Bijlage F Hindervragen, percentage gehinderden en hinderscores

Hindervragen

In de loop der tijd zijn in verschillende onderzoeken verschillende vragen met betrekking tot hinder van geluid of andere milieufactoren gebruikt. De verschillen kunnen ondermeer betrekking hebben op de positie van de vraag in de vragenlijst, op de formulering van de vraag en op de categorieën waar een respondent het antwoord uit kan kiezen. Om de directe vergelijkbaarheid tussen de verschillende onderzoeken te bevorderen is het gewenst deze aspecten van een hindervraag te standaardiseren. De discussie over standaardisering is, ook in internationaal verband, volop aan de gang. Belangrijke kandidaat voor een standaard is een vraag met elf genummerde categorieën waarvan de eerste en laatste benoemd zijn als 'helemaal niet gehinderd' respectievelijk 'heel erg gehinderd'. Om aan te sluiten bij de verwachte nieuwe standaard is in het onderhavige onderzoek gebruik gemaakt van genoemde set met elf categorieën.

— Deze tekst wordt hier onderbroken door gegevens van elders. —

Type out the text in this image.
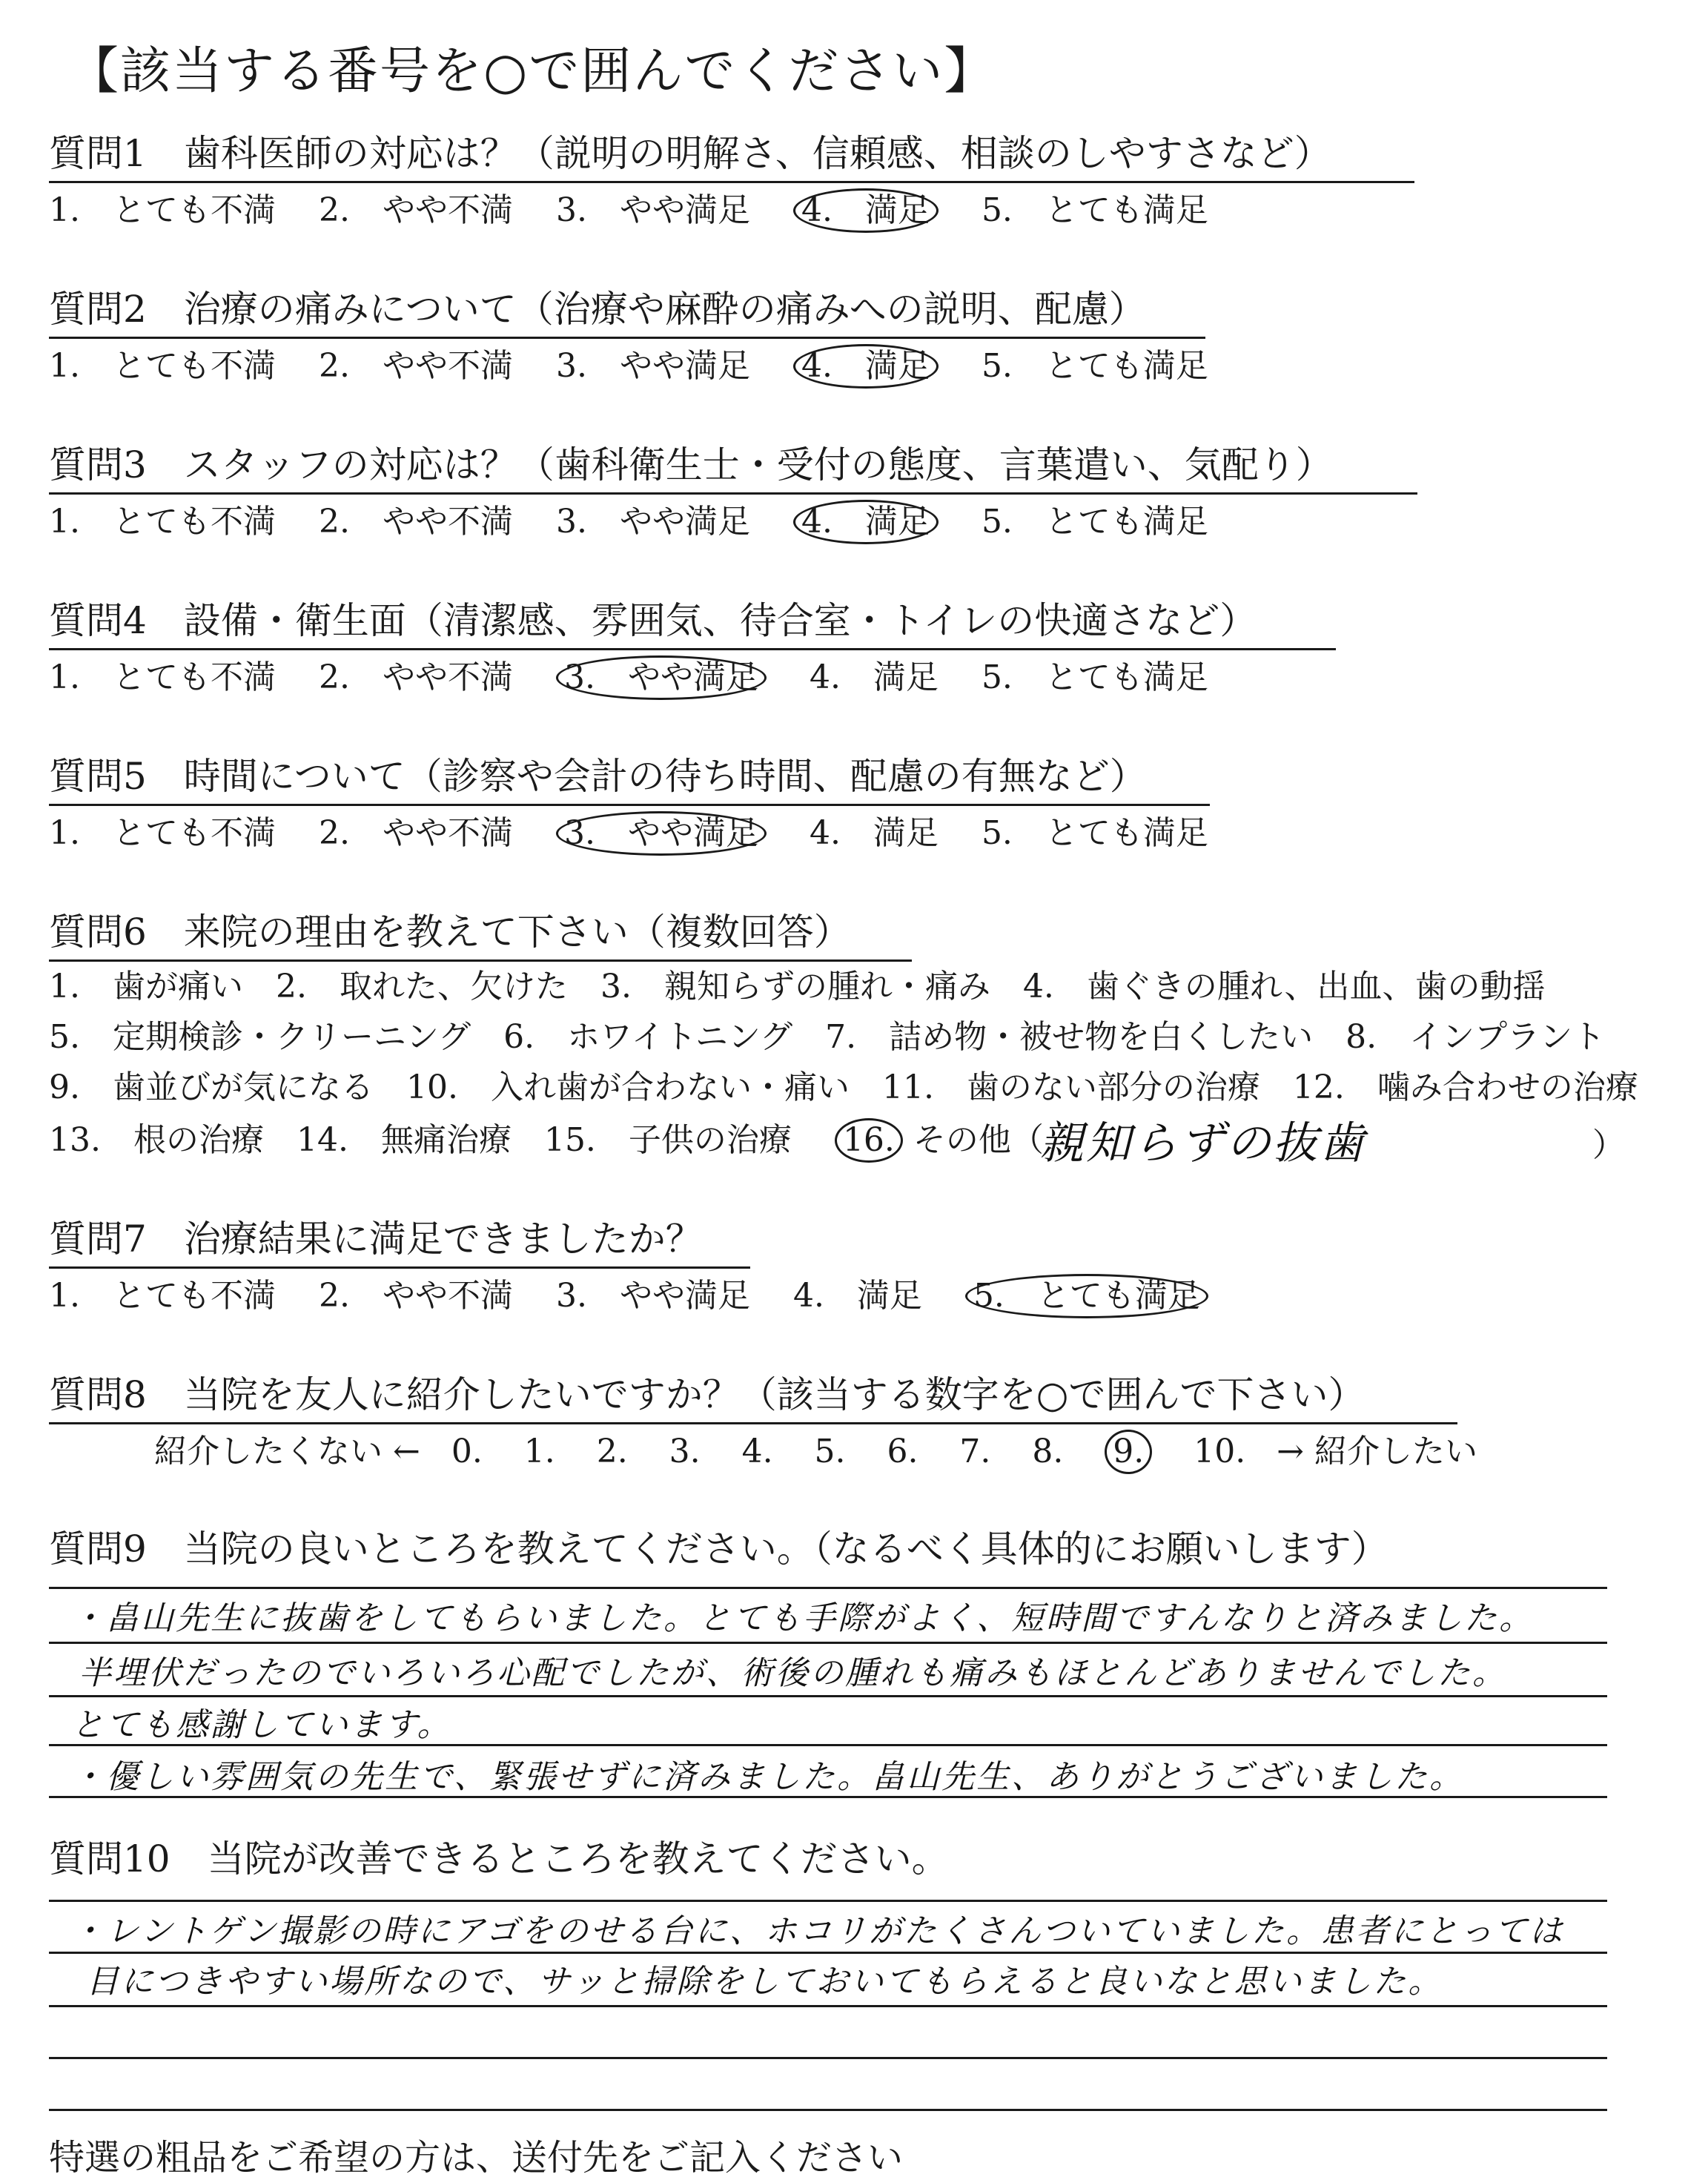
【該当する番号を○で囲んでください】
質問1　歯科医師の対応は？（説明の明解さ、信頼感、相談のしやすさなど）
1.　とても不満　 2.　やや不満　 3.　やや満足　 4.　満足　 5.　とても満足
質問2　治療の痛みについて（治療や麻酔の痛みへの説明、配慮）
1.　とても不満　 2.　やや不満　 3.　やや満足　 4.　満足　 5.　とても満足
質問3　スタッフの対応は？（歯科衛生士・受付の態度、言葉遣い、気配り）
1.　とても不満　 2.　やや不満　 3.　やや満足　 4.　満足　 5.　とても満足
質問4　設備・衛生面（清潔感、雰囲気、待合室・トイレの快適さなど）
1.　とても不満　 2.　やや不満　 3.　やや満足　 4.　満足　 5.　とても満足
質問5　時間について（診察や会計の待ち時間、配慮の有無など）
1.　とても不満　 2.　やや不満　 3.　やや満足　 4.　満足　 5.　とても満足
質問6　来院の理由を教えて下さい（複数回答）
1.　歯が痛い　2.　取れた、欠けた　3.　親知らずの腫れ・痛み　4.　歯ぐきの腫れ、出血、歯の動揺
5.　定期検診・クリーニング　6.　ホワイトニング　7.　詰め物・被せ物を白くしたい　8.　インプラント
9.　歯並びが気になる　10.　入れ歯が合わない・痛い　11.　歯のない部分の治療　12.　噛み合わせの治療
13.　根の治療　14.　無痛治療　15.　子供の治療　 16. その他（
親知らずの抜歯	）
質問7　治療結果に満足できましたか？
1.　とても不満　 2.　やや不満　 3.　やや満足　 4.　満足　 5.　とても満足
質問8　当院を友人に紹介したいですか？（該当する数字を○で囲んで下さい）
紹介したくない ← 0. 1. 2. 3. 4. 5. 6. 7. 8. 9. 10. → 紹介したい
質問9　当院の良いところを教えてください。（なるべく具体的にお願いします）
・畠山先生に抜歯をしてもらいました。とても手際がよく、短時間ですんなりと済みました。
半埋伏だったのでいろいろ心配でしたが、術後の腫れも痛みもほとんどありませんでした。
とても感謝しています。
・優しい雰囲気の先生で、緊張せずに済みました。畠山先生、ありがとうございました。
質問10　当院が改善できるところを教えてください。
・レントゲン撮影の時にアゴをのせる台に、ホコリがたくさんついていました。患者にとっては
目につきやすい場所なので、サッと掃除をしておいてもらえると良いなと思いました。
特選の粗品をご希望の方は、送付先をご記入ください
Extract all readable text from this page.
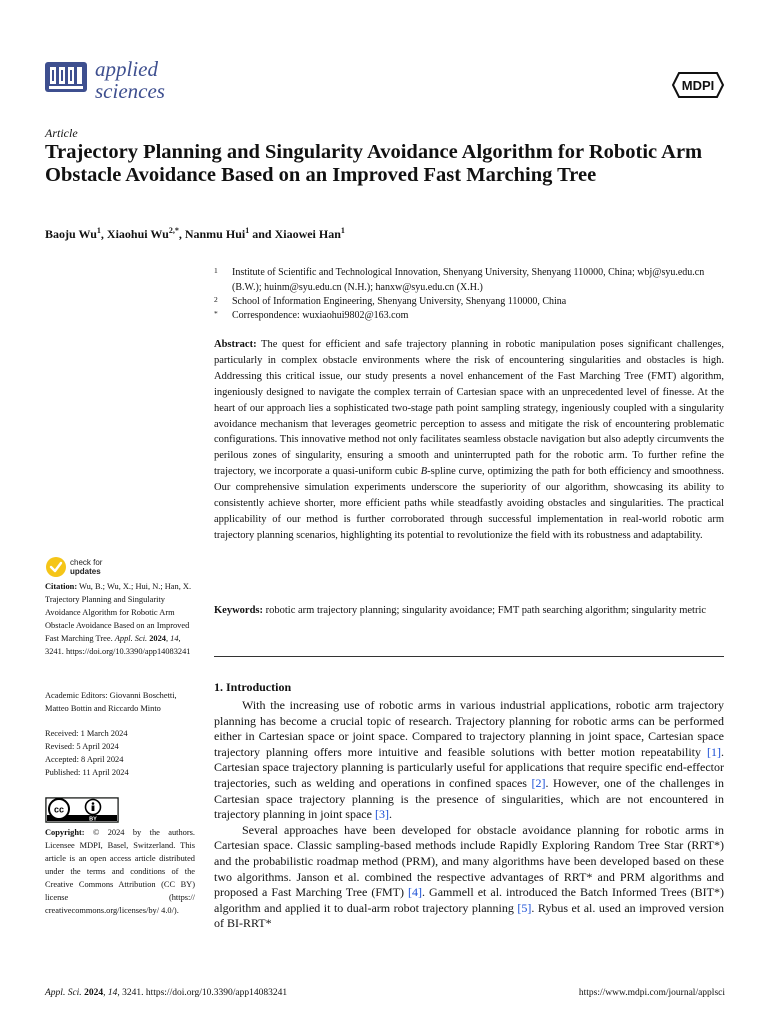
applied
sciences	MDPI
Article
Trajectory Planning and Singularity Avoidance Algorithm for Robotic Arm Obstacle Avoidance Based on an Improved Fast Marching Tree
Baoju Wu$^1$, Xiaohui $Wu^{2,*}$, Nanmu Hui$^1$ and Xiaowei Han$^1$
1	Institute of Scientific and Technological Innovation, Shenyang University, Shenyang 110000, China; wbj@syu.edu.cn (B.W.); huinm@syu.edu.cn (N.H.); hanxw@syu.edu.cn (X.H.)
2	School of Information Engineering, Shenyang University, Shenyang 110000, China
*	Correspondence: wuxiaohui9802@163.com
Abstract: The quest for efficient and safe trajectory planning in robotic manipulation poses significant challenges, particularly in complex obstacle environments where the risk of encountering singularities and obstacles is high. Addressing this critical issue, our study presents a novel enhancement of the Fast Marching Tree (FMT) algorithm, ingeniously designed to navigate the complex terrain of Cartesian space with an unprecedented level of finesse. At the heart of our approach lies a sophisticated two-stage path point sampling strategy, ingeniously coupled with a singularity avoidance mechanism that leverages geometric perception to assess and mitigate the risk of encountering problematic configurations. This innovative method not only facilitates seamless obstacle navigation but also adeptly circumvents the perilous zones of singularity, ensuring a smooth and uninterrupted path for the robotic arm. To further refine the trajectory, we incorporate a quasi-uniform cubic B-spline curve, optimizing the path for both efficiency and smoothness. Our comprehensive simulation experiments underscore the superiority of our algorithm, showcasing its ability to consistently achieve shorter, more efficient paths while steadfastly avoiding obstacles and singularities. The practical applicability of our method is further corroborated through successful implementation in real-world robotic arm trajectory planning scenarios, highlighting its potential to revolutionize the field with its robustness and adaptability.
Keywords: robotic arm trajectory planning; singularity avoidance; FMT path searching algorithm; singularity metric
1. Introduction

With the increasing use of robotic arms in various industrial applications, robotic arm trajectory planning has become a crucial topic of research. Trajectory planning for robotic arms can be performed either in Cartesian space or joint space. Compared to trajectory planning in joint space, Cartesian space trajectory planning offers more intuitive and feasible solutions with better motion repeatability [1]. Cartesian space trajectory planning is particularly useful for applications that require specific end-effector trajectories, such as welding and operations in confined spaces [2]. However, one of the challenges in Cartesian space trajectory planning is the presence of singularities, which are not encountered in trajectory planning in joint space [3].

Several approaches have been developed for obstacle avoidance planning for robotic arms in Cartesian space. Classic sampling-based methods include Rapidly Exploring Random Tree Star (RRT*) and the probabilistic roadmap method (PRM), and many algorithms have been developed based on these two algorithms. Janson et al. combined the respective advantages of RRT* and PRM algorithms and proposed a Fast Marching Tree (FMT) [4]. Gammell et al. introduced the Batch Informed Trees (BIT*) algorithm and applied it to dual-arm robot trajectory planning [5]. Rybus et al. used an improved version of BI-RRT*

check for
updates
Citation: Wu, B.; Wu, X.; Hui, N.; Han, X. Trajectory Planning and Singularity Avoidance Algorithm for Robotic Arm Obstacle Avoidance Based on an Improved Fast Marching Tree. Appl. Sci. 2024, 14, 3241. https://doi.org/10.3390/app14083241
Academic Editors: Giovanni Boschetti, Matteo Bottin and Riccardo Minto
Received: 1 March 2024
Revised: 5 April 2024
Accepted: 8 April 2024
Published: 11 April 2024
cc
BY
Copyright: © 2024 by the authors. Licensee MDPI, Basel, Switzerland. This article is an open access article distributed under the terms and conditions of the Creative Commons Attribution (CC BY) license (https:// creativecommons.org/licenses/by/ 4.0/).
Appl. Sci. 2024, 14, 3241. https://doi.org/10.3390/app14083241	https://www.mdpi.com/journal/applsci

Om op een gestandaardiseerde wijze percentages gehinderden te bepalen, worden aan de uitersten van de schaal waarop de hinder gemeten is de waarden 0 respectievelijk 100 toegekend. Naarmate een respondent een hogere hindercategorie kiest, betekent dit een grotere waarde op de schaal van 0 tot 100. Internationaal is de conventie gegroeid om het percentage respondenten waarvoor de hinder op deze schaal boven de 72 uitkomt het percentage 'highly annoyed' te noemen (zie: Miedema, 1992). Dit vertalen we als het percentage 'erg gehinderd' of 'ernstig gehinderd' (A72). Beide termen worden door elkaar gebruikt. Als 50 als grens wordt genomen, noemen we het resultaat het percentage (minstens) 'gehinderd' (A50). Hoewel (minstens) tussen haakjes staat, is het cruciaal dit te vermelden. Bij elke lagere hindercategorie zit de hogere in. In het percentage (minstens) gehinderd zit dus de categorie 'erge hinder' ingesloten.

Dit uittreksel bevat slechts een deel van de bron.